As shown by Pennetier et al [10], the association of non-pyrethroid insecticide and repellent exhibited pyrethroid features, especially a fast killing effect and excito-repellency properties. The existence of positive interactions between the compounds is a major argument in favour of their possible use in public health. Reduced amounts of active ingredient would provide an effective protection for the treatment of mosquito nets and other relevant materials. The fact that multi-function oxidases are involved in these interactions (and not insecticide-target sites) is of great interest for the implementation of "combination nets" in the field and the management of insecticide resistance in mosquitoes.

In areas where resistance to pyrethroids can no longer be controlled, the use of carbamate (or organophosphate) combined to repellents appears as an effective alternative to pyrethroids, as they show efficacy equivalent to these insecticides in simulated field situations [8,9]. In other situations, such combinations might also be used as a supplement to pyrethroids to retard the spread of resistance. Further investigations in live situations are certainly necessary prior to the use of insecticide and repellent combinations for vector control.
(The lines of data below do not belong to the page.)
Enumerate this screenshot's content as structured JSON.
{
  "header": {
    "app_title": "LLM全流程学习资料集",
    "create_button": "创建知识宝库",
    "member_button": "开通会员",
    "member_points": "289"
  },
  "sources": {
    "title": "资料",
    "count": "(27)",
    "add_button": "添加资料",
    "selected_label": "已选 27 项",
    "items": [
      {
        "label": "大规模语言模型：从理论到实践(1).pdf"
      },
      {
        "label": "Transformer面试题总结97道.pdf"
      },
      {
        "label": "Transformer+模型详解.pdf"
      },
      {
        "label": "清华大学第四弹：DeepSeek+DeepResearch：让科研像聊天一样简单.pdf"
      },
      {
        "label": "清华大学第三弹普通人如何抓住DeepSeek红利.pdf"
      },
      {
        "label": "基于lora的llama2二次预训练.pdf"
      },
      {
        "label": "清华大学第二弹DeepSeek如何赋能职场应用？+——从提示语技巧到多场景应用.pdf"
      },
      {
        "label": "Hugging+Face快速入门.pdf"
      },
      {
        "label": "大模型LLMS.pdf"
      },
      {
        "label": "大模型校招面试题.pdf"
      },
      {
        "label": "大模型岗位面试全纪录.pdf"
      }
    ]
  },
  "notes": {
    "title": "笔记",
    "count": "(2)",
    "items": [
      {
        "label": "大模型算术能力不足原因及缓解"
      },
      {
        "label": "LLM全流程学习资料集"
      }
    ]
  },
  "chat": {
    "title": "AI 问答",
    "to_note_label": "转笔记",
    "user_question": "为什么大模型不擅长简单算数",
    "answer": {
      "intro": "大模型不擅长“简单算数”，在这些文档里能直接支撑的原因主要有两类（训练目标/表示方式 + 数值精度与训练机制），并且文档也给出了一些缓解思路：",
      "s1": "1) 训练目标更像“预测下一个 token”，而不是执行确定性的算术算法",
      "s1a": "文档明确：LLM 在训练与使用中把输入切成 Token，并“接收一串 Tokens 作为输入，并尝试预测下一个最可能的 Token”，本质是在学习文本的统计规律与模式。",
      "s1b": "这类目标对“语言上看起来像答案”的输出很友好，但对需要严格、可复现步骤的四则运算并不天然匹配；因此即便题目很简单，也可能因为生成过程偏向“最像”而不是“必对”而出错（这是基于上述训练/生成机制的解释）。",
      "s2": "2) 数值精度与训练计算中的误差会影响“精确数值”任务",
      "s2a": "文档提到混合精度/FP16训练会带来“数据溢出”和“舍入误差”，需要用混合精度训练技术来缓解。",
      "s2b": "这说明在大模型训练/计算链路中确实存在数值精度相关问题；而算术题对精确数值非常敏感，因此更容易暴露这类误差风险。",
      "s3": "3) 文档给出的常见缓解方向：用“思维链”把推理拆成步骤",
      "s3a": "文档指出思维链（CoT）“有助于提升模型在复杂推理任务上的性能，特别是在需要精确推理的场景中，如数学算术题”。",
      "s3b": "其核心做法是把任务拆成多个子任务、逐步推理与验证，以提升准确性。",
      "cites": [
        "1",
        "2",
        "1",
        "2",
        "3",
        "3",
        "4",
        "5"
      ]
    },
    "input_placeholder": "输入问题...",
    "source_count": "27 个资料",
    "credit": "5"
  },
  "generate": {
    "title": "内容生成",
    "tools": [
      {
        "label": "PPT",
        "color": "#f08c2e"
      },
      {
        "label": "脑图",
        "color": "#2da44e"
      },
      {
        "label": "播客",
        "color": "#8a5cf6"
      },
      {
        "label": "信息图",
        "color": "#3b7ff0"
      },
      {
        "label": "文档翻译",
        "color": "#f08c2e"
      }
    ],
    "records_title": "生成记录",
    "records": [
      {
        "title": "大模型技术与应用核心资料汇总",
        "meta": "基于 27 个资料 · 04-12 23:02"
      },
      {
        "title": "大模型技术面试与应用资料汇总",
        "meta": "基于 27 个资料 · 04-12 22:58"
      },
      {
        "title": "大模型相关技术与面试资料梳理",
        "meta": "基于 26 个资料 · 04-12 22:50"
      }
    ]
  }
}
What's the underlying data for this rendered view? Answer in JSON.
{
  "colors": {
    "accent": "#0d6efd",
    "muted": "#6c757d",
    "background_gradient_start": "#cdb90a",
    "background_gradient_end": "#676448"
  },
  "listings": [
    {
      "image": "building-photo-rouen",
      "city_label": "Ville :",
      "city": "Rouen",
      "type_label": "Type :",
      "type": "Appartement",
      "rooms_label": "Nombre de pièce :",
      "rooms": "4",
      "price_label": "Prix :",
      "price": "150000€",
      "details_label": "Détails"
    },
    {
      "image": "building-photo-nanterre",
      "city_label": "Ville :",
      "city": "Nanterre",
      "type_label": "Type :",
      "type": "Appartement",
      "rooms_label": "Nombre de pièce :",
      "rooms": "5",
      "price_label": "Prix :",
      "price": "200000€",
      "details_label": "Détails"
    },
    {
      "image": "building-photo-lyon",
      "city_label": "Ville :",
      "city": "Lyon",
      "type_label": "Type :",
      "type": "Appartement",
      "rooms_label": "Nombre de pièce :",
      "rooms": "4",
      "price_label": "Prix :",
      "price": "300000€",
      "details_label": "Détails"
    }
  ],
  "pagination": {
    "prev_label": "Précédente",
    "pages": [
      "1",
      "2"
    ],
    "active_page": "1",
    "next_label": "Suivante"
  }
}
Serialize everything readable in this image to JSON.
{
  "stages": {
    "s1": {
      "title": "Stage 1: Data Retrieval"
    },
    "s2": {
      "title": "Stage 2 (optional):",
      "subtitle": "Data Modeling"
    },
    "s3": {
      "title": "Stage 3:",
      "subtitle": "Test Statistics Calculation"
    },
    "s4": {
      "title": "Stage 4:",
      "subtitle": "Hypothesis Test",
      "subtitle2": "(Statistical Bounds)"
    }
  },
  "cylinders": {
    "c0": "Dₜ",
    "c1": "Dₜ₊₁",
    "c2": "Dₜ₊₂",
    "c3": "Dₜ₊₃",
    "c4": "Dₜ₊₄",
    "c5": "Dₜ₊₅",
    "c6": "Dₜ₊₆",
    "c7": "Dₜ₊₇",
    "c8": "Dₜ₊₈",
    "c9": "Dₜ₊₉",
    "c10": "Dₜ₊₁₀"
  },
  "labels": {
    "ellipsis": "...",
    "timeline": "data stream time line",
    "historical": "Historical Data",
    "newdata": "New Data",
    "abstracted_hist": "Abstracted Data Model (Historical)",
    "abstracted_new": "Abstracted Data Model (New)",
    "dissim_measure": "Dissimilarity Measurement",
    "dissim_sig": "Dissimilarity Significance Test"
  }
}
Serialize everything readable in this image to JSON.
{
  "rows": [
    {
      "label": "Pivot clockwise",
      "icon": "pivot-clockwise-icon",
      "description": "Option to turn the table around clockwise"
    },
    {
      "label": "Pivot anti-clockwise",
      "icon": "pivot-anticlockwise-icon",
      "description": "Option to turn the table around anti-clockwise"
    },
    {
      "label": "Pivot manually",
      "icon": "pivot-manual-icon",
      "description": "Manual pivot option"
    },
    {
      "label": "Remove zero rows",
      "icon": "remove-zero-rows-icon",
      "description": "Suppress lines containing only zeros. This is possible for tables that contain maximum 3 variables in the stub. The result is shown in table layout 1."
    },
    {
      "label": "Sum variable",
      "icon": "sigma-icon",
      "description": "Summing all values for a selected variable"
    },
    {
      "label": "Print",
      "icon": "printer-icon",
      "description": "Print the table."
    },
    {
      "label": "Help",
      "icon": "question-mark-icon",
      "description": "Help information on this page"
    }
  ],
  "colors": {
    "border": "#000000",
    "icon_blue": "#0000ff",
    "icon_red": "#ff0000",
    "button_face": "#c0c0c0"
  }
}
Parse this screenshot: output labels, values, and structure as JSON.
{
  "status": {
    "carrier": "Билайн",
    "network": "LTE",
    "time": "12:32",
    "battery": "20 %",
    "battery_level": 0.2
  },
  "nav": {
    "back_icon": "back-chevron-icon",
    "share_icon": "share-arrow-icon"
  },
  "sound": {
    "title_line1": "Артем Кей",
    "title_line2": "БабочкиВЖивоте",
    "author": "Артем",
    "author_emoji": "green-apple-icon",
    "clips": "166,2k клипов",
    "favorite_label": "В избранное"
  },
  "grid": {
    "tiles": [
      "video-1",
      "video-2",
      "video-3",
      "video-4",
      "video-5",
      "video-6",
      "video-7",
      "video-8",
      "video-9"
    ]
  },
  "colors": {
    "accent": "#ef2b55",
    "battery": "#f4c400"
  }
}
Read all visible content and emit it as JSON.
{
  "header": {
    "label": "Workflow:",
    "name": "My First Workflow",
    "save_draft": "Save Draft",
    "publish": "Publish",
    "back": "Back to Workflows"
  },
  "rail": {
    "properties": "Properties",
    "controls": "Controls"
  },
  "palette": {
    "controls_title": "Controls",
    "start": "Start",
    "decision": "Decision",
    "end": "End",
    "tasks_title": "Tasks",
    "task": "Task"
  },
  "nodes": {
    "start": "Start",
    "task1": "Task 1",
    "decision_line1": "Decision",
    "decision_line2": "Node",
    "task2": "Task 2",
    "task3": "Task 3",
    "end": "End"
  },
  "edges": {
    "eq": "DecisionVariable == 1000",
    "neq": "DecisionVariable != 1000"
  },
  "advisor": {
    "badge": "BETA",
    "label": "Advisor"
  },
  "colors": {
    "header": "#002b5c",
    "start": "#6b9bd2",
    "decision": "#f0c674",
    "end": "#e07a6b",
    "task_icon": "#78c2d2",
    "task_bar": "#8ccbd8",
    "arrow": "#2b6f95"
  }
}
The efficacy of these mixtures against mosquitoes has to be assessed in the field on a significant period of time, as well as its cost and safety to human. However, we think that they offer significant advantages for public health intervention. First, as no pyrethroid insecticides are used, their efficacy would not be altered by kdr mutation widespread in mosquito populations [35-37]. Using such combinations may also be of great interest in areas where mosquito populations show resistance based on oxidase metabolism [32-34]. As observed in the laboratory, metabolic-based resistance may facilitate synergism between carbamate and repellent when using "two in one" treated materials. In this perspective, these mixtures should be evaluated in areas where mosquitoes show a high and broad range of metabolic-based resistance.

Competing interests

The authors declare that they have no competing interests.

Authors' contributions

JB carried out the bioassay studies and drafted most of the manuscript. CP and BL helped to draft the manuscript. SD participated to the bioassay studies. VC conceived the study and helped to draft the manuscript. All authors read and approved the final manuscript.

Acknowledgements

This study was financially supported by the Agence Nationale pour la Recherche (ANR, programme REAC SEST06 030 01).